Sin/Cos “Parallelograms”, recensione
Anche il packaging vuole la sua parte: lucido, a doppia tasca e minimale. Un confezionamento lineare e ben definito, in cui si nascondono approcci grafici basilari, sviluppati dal pentacolo sinergirgico di Anemic Dracula, Disken, Collettivo Hmcf, Modernista e SferaCubica, anime cardine di questo eclettico progetto nato dalla mente creativa di Paolo Torreggiani. L’artista, in arte Maolo, corazzato da un curioso substrato altronico, arriva a ricreare atmosfere senza particolari riferimenti sonori e al contempo giunge a vestirsi delle intuizioni grafiche di Iacopo Gradasci, abile nel presentare il viso di un disco apolide.
Il full lenght, pur apparendo senza reali confini, sembra dover qualcosa all’arte elettronica d’oltremanica, anche per merito all’apporto direttivo di Lorenzo Nada, anch’esso alla ricerca di fulcri espressivi di matrice armonica, qui inondata di vocoder e harmonizzazioni.
Tutto ha principio con l’ossimoro iniziatico di Epilog, traccia dall’elettronica minimale, pronta ad incrociare le proprie venature con un curioso pop dance. L’opener, partendo dalla fine, sembra difatti ritrovarsi nei meandri anni’80, animati dalla voce tagliata e sussurrante, tra controcanti funzionali e freddezza esecutiva.
Tra un beat spezzato in rapstyle e una mescolanza di basse note, ritroviamo i ricami sintetici di Away, brano la cui ridondanza pare detatta da loop significativi, in grado di lasciare un adeguato spazio narrativo, inatteso, ma riuscito, proprio come lo scratching terminale.

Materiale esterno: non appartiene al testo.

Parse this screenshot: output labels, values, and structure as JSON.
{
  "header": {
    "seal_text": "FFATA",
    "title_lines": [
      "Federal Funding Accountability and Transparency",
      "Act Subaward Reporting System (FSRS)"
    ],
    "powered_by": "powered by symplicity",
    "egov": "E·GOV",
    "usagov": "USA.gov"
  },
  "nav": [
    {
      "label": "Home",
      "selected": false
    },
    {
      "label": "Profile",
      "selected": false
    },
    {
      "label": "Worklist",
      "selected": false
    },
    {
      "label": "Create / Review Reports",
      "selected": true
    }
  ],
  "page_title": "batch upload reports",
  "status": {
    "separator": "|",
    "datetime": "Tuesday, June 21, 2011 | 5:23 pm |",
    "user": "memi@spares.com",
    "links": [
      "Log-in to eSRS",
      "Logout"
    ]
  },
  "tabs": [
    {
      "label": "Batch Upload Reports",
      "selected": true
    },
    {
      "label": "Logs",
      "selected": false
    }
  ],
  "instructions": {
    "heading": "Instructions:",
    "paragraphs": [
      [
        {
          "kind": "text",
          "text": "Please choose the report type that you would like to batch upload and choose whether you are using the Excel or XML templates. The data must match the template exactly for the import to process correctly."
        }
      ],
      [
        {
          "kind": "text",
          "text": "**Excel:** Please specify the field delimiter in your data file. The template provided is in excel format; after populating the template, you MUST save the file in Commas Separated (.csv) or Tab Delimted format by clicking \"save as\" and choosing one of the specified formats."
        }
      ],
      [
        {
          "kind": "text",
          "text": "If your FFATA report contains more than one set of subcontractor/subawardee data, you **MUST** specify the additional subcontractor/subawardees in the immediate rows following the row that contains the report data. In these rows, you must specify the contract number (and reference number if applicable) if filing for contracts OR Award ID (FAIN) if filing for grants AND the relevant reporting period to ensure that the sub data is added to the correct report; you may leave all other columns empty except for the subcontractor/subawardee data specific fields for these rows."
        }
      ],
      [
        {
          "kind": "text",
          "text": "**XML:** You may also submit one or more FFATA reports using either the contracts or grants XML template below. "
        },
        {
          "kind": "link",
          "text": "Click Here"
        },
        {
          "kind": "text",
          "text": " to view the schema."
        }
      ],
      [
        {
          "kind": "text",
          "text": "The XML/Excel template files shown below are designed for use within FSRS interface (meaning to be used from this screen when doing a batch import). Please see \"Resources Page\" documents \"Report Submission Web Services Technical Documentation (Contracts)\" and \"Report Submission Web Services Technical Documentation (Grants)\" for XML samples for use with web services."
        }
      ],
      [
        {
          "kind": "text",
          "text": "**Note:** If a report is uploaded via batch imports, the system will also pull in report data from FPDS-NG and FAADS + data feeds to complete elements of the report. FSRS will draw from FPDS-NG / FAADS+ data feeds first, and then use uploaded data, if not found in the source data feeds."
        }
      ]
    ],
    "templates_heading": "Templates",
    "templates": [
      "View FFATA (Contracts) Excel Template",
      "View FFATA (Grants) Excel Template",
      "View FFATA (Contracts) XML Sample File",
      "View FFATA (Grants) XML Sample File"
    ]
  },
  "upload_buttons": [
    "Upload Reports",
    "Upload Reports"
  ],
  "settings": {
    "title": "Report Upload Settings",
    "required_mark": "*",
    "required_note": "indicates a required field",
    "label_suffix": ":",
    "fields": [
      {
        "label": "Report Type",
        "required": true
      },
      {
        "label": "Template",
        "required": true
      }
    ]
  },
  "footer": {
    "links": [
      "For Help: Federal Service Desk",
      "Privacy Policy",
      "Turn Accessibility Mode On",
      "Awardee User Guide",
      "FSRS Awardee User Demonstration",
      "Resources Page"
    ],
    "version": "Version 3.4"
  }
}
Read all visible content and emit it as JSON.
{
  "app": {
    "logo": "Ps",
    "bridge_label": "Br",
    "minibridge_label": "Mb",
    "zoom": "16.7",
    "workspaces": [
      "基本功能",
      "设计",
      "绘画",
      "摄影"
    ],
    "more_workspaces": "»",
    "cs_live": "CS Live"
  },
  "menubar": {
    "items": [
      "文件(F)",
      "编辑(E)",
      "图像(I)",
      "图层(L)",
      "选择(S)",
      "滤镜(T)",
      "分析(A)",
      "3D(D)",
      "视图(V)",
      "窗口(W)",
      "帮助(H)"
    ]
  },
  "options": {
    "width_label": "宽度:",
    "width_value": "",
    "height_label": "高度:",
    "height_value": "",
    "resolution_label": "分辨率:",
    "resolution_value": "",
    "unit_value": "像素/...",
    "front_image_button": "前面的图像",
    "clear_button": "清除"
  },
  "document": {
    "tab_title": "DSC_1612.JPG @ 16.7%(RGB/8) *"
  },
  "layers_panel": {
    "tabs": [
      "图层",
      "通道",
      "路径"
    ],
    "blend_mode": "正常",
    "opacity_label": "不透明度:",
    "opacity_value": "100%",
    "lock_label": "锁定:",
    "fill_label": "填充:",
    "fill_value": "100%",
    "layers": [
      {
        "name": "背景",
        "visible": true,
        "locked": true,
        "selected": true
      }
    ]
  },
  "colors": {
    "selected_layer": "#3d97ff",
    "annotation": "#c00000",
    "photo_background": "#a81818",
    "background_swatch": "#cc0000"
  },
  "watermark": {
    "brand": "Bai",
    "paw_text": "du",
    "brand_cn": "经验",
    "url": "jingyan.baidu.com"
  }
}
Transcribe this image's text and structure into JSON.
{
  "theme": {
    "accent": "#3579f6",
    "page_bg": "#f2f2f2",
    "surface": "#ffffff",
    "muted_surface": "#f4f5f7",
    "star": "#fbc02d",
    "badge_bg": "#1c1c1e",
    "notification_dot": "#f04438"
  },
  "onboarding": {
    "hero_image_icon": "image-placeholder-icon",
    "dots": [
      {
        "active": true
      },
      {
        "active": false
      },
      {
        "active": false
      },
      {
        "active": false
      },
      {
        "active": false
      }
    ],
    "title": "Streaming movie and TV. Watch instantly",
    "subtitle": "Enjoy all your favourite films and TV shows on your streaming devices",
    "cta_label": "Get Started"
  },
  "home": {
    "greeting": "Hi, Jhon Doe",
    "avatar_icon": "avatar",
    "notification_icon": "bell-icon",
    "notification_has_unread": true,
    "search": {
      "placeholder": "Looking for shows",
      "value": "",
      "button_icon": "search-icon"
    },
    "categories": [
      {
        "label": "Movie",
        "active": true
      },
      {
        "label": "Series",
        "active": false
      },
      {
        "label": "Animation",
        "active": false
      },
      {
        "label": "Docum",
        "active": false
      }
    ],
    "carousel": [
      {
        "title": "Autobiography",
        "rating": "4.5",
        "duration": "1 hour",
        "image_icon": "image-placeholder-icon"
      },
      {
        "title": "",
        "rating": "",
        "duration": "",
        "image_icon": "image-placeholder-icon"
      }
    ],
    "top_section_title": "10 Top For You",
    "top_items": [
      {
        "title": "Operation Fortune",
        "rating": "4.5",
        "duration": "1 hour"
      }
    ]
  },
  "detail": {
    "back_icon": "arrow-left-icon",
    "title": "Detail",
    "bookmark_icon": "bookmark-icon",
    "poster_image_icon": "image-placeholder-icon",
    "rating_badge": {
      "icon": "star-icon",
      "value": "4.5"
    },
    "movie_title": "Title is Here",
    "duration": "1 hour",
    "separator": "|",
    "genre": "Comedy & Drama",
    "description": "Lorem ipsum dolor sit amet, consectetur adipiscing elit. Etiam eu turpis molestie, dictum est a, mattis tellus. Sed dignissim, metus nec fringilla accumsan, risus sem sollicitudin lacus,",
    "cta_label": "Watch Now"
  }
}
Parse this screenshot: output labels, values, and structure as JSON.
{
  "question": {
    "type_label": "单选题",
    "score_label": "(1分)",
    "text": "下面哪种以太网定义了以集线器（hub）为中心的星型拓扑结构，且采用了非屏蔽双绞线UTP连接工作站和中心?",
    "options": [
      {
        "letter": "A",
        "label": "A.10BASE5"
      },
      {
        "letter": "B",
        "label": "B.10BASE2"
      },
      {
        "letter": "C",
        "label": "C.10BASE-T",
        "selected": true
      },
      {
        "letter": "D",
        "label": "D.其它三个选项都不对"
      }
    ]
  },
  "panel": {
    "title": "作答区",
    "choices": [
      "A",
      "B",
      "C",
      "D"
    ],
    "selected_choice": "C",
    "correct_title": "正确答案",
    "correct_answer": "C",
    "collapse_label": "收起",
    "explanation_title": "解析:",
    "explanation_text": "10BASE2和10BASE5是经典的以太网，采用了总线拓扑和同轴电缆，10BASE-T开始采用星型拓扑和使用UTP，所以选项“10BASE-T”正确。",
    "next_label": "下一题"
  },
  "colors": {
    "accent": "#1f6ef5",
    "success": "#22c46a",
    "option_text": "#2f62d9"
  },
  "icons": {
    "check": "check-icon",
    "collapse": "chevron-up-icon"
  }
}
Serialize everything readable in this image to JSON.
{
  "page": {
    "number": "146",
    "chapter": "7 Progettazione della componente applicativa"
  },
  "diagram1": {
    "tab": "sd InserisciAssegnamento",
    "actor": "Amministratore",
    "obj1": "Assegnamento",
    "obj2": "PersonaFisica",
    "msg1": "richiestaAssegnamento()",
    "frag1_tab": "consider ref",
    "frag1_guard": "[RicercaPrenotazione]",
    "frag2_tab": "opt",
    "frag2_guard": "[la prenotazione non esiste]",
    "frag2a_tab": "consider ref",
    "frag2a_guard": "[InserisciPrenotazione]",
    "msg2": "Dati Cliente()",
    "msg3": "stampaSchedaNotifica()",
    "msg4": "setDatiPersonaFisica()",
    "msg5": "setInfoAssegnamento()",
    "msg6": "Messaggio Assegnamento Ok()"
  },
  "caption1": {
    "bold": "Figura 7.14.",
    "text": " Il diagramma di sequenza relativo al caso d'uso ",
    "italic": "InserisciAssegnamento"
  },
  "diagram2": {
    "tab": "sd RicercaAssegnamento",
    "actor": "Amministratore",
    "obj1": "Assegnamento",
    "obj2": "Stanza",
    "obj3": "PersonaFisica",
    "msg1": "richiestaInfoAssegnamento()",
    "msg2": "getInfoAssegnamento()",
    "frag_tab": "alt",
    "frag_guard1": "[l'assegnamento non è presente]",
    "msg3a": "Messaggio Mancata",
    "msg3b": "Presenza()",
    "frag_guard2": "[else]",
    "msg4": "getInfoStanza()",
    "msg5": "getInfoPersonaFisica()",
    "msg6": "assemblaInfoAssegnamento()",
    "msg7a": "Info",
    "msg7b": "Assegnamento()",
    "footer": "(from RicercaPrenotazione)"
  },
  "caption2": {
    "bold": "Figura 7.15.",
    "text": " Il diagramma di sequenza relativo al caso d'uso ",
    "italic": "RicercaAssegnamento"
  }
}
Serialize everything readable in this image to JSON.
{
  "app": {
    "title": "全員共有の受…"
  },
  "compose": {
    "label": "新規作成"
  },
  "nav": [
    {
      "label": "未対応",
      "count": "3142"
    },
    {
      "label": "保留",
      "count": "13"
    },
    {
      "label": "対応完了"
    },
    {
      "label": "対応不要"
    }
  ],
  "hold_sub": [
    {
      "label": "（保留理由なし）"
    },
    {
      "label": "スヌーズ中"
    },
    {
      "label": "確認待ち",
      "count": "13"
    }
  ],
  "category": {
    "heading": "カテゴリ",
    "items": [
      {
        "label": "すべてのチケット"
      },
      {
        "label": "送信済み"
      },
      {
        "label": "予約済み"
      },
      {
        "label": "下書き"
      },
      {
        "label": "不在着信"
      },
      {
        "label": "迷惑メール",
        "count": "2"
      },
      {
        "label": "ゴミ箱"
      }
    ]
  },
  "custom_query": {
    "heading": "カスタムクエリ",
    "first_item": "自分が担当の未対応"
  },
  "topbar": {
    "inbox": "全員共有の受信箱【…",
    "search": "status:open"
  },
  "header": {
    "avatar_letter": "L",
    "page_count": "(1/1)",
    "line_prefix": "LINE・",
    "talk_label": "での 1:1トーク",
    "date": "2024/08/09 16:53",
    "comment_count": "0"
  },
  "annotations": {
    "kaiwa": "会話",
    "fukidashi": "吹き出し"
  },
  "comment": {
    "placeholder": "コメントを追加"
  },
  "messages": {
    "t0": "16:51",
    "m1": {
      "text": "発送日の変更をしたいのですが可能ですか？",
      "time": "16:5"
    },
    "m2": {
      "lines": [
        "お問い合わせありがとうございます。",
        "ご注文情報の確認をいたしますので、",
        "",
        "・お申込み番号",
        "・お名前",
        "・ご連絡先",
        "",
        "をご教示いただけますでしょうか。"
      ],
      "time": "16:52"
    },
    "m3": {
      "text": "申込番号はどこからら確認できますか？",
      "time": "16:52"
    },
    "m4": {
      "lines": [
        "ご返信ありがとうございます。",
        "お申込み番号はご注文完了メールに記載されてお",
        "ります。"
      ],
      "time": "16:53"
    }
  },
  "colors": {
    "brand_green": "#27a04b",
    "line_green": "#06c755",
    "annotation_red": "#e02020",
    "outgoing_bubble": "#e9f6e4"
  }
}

Se poi con Asteroid sembra evidenziarsi uno stranito rimando al mondo di Frankie goes to Hollywood (qui animato da spiriti lounge e drum’n’bass), è con le sonorità lineari di Orchid che si giunge ad effetti collaterali melanconici e per certi versi ossessivi. Striature metaforiche e vintage, atte a raccontare uno dei migliori brani dell’opera. Paolo Torreggiani e Vittorio Marchetti sembrano, infatti, voler offrire linee vocali inquiete, costruendo processi di deformazione che restituiscono sensazioni dai colori artici, qui mitigati dai violini di Federico Spadoni.
Il mondo surreale dei Son/Cos si fa poi scomposto e visionario con i toni dilatati di Armanian, i cui riflessi cripto noise aprono alla splendida vocalità trip hop di Laura Loriga; a questo si aggiunge il forte impatto emotivo di Romer, a cui si uniscono, in un invisibile fil rouge, le impronte reverse e i rimandi tribal di Domaine.
Successivamente non mancano certo splendidi passaggi nereggianti ( Corpses) né l’atteso approccio onirico ( Paxis ), che va a confermare le spezie ossessive di Summer ends, prosecuzione folle di Dropping, con cui la band arriva a chiudere gli spigoli dell’album, attraverso un brano efficace, proprio come l’interezza di Parallelograms , opera significativa dalle molte rifiniture cromatiche, da godere attraverso le immagini sognanti dei nostri occhi serrati.